Foram de avião, passagem financiada em doze meses, família da garota avisada e cordata. Passariam apenas cinco dias, o tempo ideal estipulado pela mãe do garoto, para evitar maiores problemas. Mãe tem sexto sentido. A viagem foi boa, como relatado pelos dois passageiros de primeira viagem. Depois de acomodados em pequeno hotel próximo à casa da garota, saíram para conhecer, pessoalmente, Valdenice e sua família. A mãe era vendedora de uma marca de cosmético famosa, o padrasto Sargento da polícia militar do Estado. Havia mais a avó, um garoto de oito anos, filho do casal e dois cachorros.

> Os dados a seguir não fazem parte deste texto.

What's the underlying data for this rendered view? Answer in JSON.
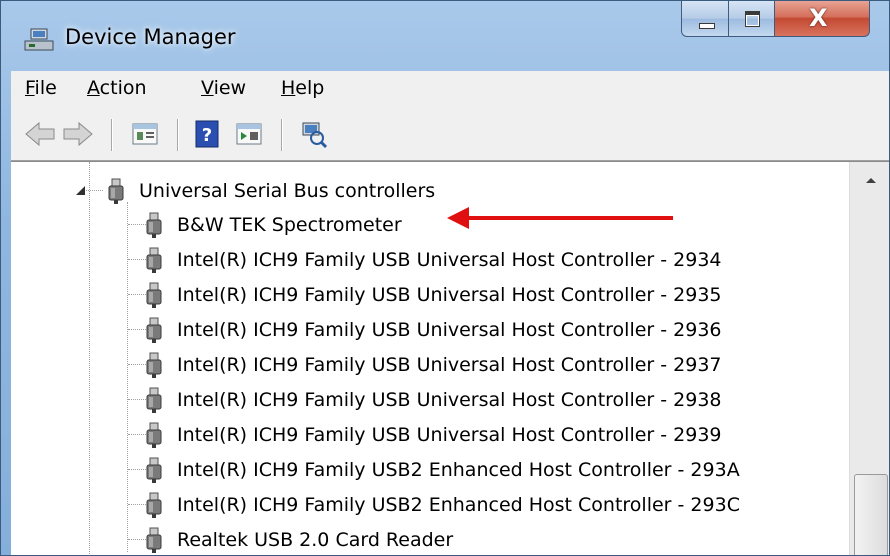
{
  "window": {
    "title": "Device Manager",
    "icon": "device-manager-icon",
    "controls": {
      "minimize": "minimize-icon",
      "maximize": "maximize-icon",
      "close": "X"
    }
  },
  "menu": {
    "items": [
      {
        "label": "File",
        "accel": "F",
        "rest": "ile"
      },
      {
        "label": "Action",
        "accel": "A",
        "rest": "ction"
      },
      {
        "label": "View",
        "accel": "V",
        "rest": "iew"
      },
      {
        "label": "Help",
        "accel": "H",
        "rest": "elp"
      }
    ]
  },
  "toolbar": {
    "buttons": [
      "back-icon",
      "forward-icon",
      "properties-icon",
      "help-icon",
      "update-driver-icon",
      "scan-hardware-icon"
    ]
  },
  "tree": {
    "category": {
      "label": "Universal Serial Bus controllers",
      "expanded": true,
      "icon": "usb-icon"
    },
    "devices": [
      "B&W TEK Spectrometer",
      "Intel(R) ICH9 Family USB Universal Host Controller - 2934",
      "Intel(R) ICH9 Family USB Universal Host Controller - 2935",
      "Intel(R) ICH9 Family USB Universal Host Controller - 2936",
      "Intel(R) ICH9 Family USB Universal Host Controller - 2937",
      "Intel(R) ICH9 Family USB Universal Host Controller - 2938",
      "Intel(R) ICH9 Family USB Universal Host Controller - 2939",
      "Intel(R) ICH9 Family USB2 Enhanced Host Controller - 293A",
      "Intel(R) ICH9 Family USB2 Enhanced Host Controller - 293C",
      "Realtek USB 2.0 Card Reader"
    ]
  },
  "colors": {
    "annotation_arrow": "#e01010",
    "title_gradient": "#8fb6df"
  }
}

A recepção foi amigável e marcaram um churrasco para o dia seguinte, domingo. Para se conhecerem melhor.

Na noite de sábado o garoto quase não dormiu, pensando não no churrasco, mas na Valdenice, sua futura esposa, já imaginava ele. Pela manhã do domingo, ele acordou o pai bem cedo, que reclamou:

— Ainda não são nem onze horas, para que essa pressa toda? Não fica bem chegarmos tão cedo à casa de quem quase não conhecemos. Vá tomar café e, fazendo gesto com a mão, apontando para a mesinha na cabeceira da cama, falou:

— Pegue dinheiro na minha carteira, aqui ao lado tem uma mercearia, e vi que servem café, compre pão para você aguentar até a hora do churrasco. Ele foi de má vontade.

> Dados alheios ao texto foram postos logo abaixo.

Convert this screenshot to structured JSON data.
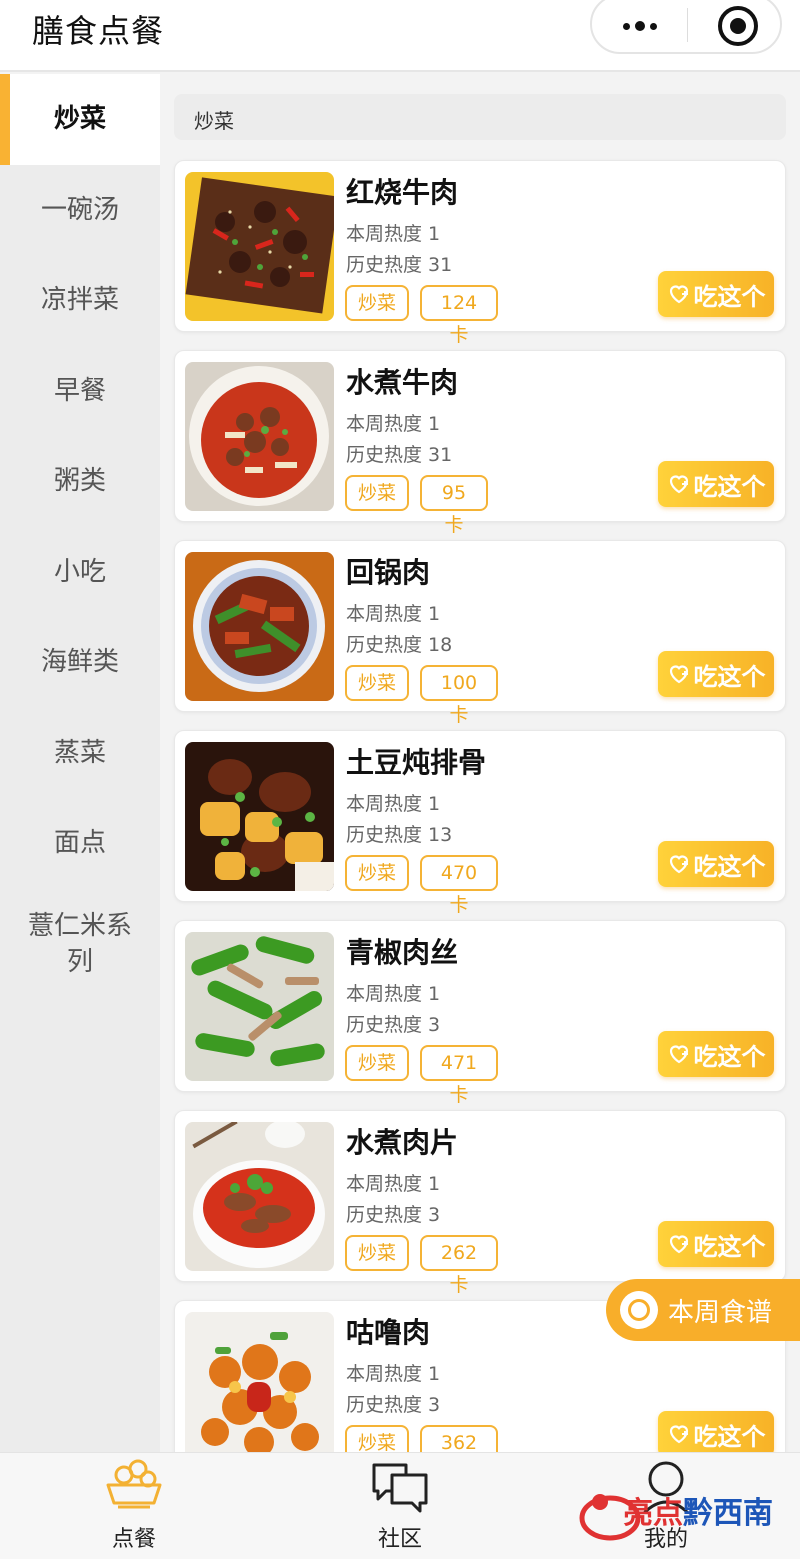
{
  "header": {
    "title": "膳食点餐"
  },
  "sidebar": {
    "items": [
      {
        "label": "炒菜"
      },
      {
        "label": "一碗汤"
      },
      {
        "label": "凉拌菜"
      },
      {
        "label": "早餐"
      },
      {
        "label": "粥类"
      },
      {
        "label": "小吃"
      },
      {
        "label": "海鲜类"
      },
      {
        "label": "蒸菜"
      },
      {
        "label": "面点"
      },
      {
        "label": "薏仁米系列"
      }
    ],
    "active_index": 0
  },
  "search": {
    "value": "炒菜"
  },
  "dishes": [
    {
      "name": "红烧牛肉",
      "week": "本周热度 1",
      "history": "历史热度 31",
      "tag": "炒菜",
      "calories": "124卡",
      "action": "吃这个"
    },
    {
      "name": "水煮牛肉",
      "week": "本周热度 1",
      "history": "历史热度 31",
      "tag": "炒菜",
      "calories": "95卡",
      "action": "吃这个"
    },
    {
      "name": "回锅肉",
      "week": "本周热度 1",
      "history": "历史热度 18",
      "tag": "炒菜",
      "calories": "100卡",
      "action": "吃这个"
    },
    {
      "name": "土豆炖排骨",
      "week": "本周热度 1",
      "history": "历史热度 13",
      "tag": "炒菜",
      "calories": "470卡",
      "action": "吃这个"
    },
    {
      "name": "青椒肉丝",
      "week": "本周热度 1",
      "history": "历史热度 3",
      "tag": "炒菜",
      "calories": "471卡",
      "action": "吃这个"
    },
    {
      "name": "水煮肉片",
      "week": "本周热度 1",
      "history": "历史热度 3",
      "tag": "炒菜",
      "calories": "262卡",
      "action": "吃这个"
    },
    {
      "name": "咕噜肉",
      "week": "本周热度 1",
      "history": "历史热度 3",
      "tag": "炒菜",
      "calories": "362卡",
      "action": "吃这个"
    }
  ],
  "floating": {
    "weekly_menu": "本周食谱"
  },
  "tabbar": [
    {
      "label": "点餐",
      "icon": "food-basket-icon"
    },
    {
      "label": "社区",
      "icon": "chat-bubbles-icon"
    },
    {
      "label": "我的",
      "icon": "user-icon"
    }
  ],
  "watermark": {
    "part1": "亮点",
    "part2": "黔西南"
  },
  "colors": {
    "accent": "#f8ae2a",
    "tag": "#f5b335",
    "sidebar_bg": "#ececec"
  }
}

Às doze horas os dois chegaram à casa do churrasco, já estava tudo arrumado, não tinha muita coisa, só carne, arroz, farinha e uma salada verde. O garoto não estava interessado nisso, queria se aproximar da garota, ter ao menos um abraço, ou quem sabe, um beijo roubado? O padrasto vigiava os seus passos, mesmo estando preocupado com o fogo do churrasco, e do garoto. As carnes já estavam cortadas, era só colocá-las na grade da churrasqueira. O fogo estava bem vivo. O tempo passou e, às seis horas, o padrasto pediu para falar a sós com André Luís. O pai deste se afastou e ficou esperando do lado de fora da casa. Passados alguns minutos, André saiu em direção ao pai e categoricamente falou:

— Pai, vamos imediatamente para o hotel, não fico mais um minuto aqui. O pai, assustado, balançou afirmativamente a cabeça e os dois se foram. Não houve despedida.

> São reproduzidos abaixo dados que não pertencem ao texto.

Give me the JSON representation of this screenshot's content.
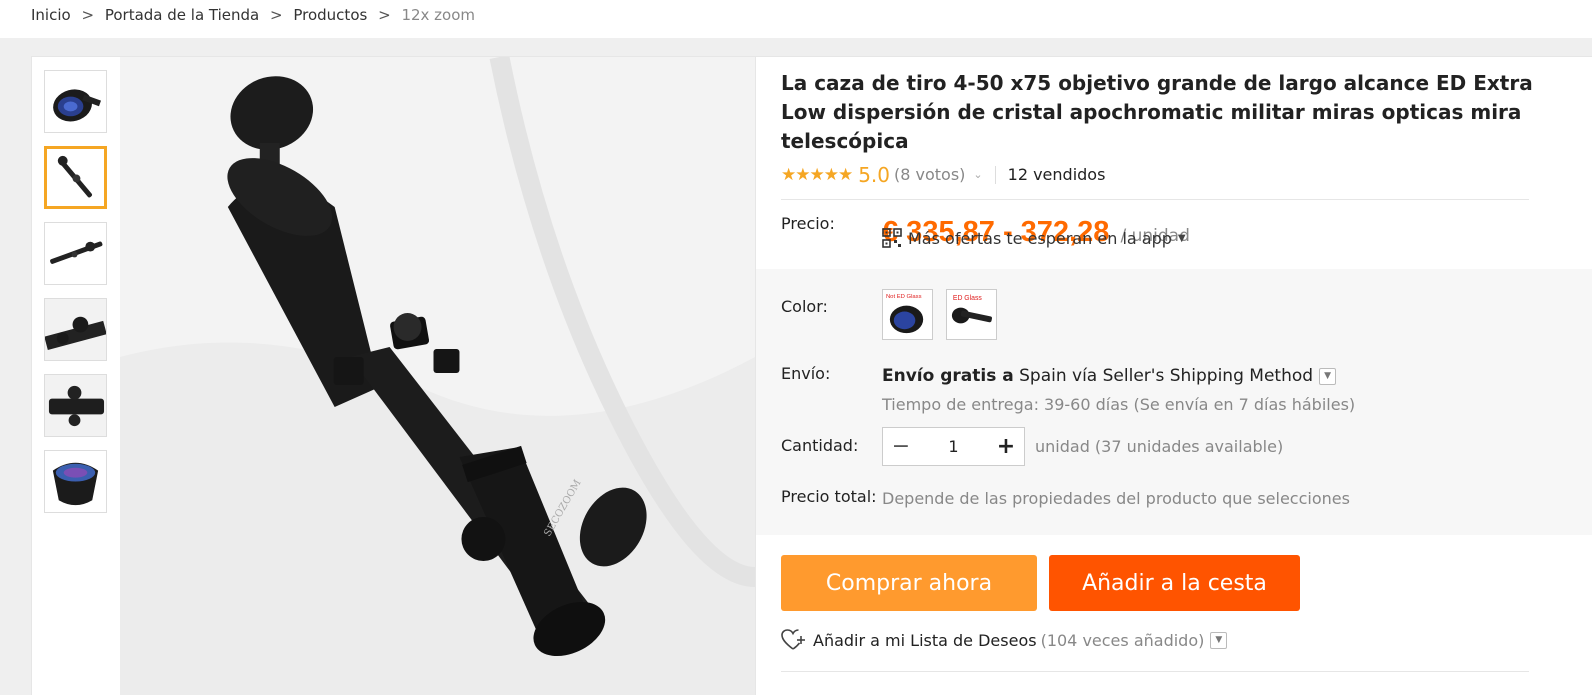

Ao chegarem ao hotel, contaram o sucedido ao dono do estabelecimento, que recomendou que partissem imediatamente dali.

— Vocês devem ir para um hotel mais próximo do aeroporto e lá esperar a hora da partida do voo. Não devem se expor de maneira nenhuma, só sair na hora marcada para o embarque. Até no aeroporto vocês devem se comportar discretamente, vocês correm perigo. E assim foi feito, só que tiveram de ficar trancados no hotel até o dia da partida, para não pagarem a multa, por antecipação de voo. Até hoje não se sabe o que aconteceu durante a conversa reservada entre o padrasto e André. Também não se sabe por que o dono do pequeno hotel os fez agir sorrateiramente. André apagou o contato de Valdenice, passou quase cinco meses sem abrir o computador e fechou-se em copas. Seu pai pediu para trocar o número do telefone residencial. Em casa nada mais se falou sobre esse caso.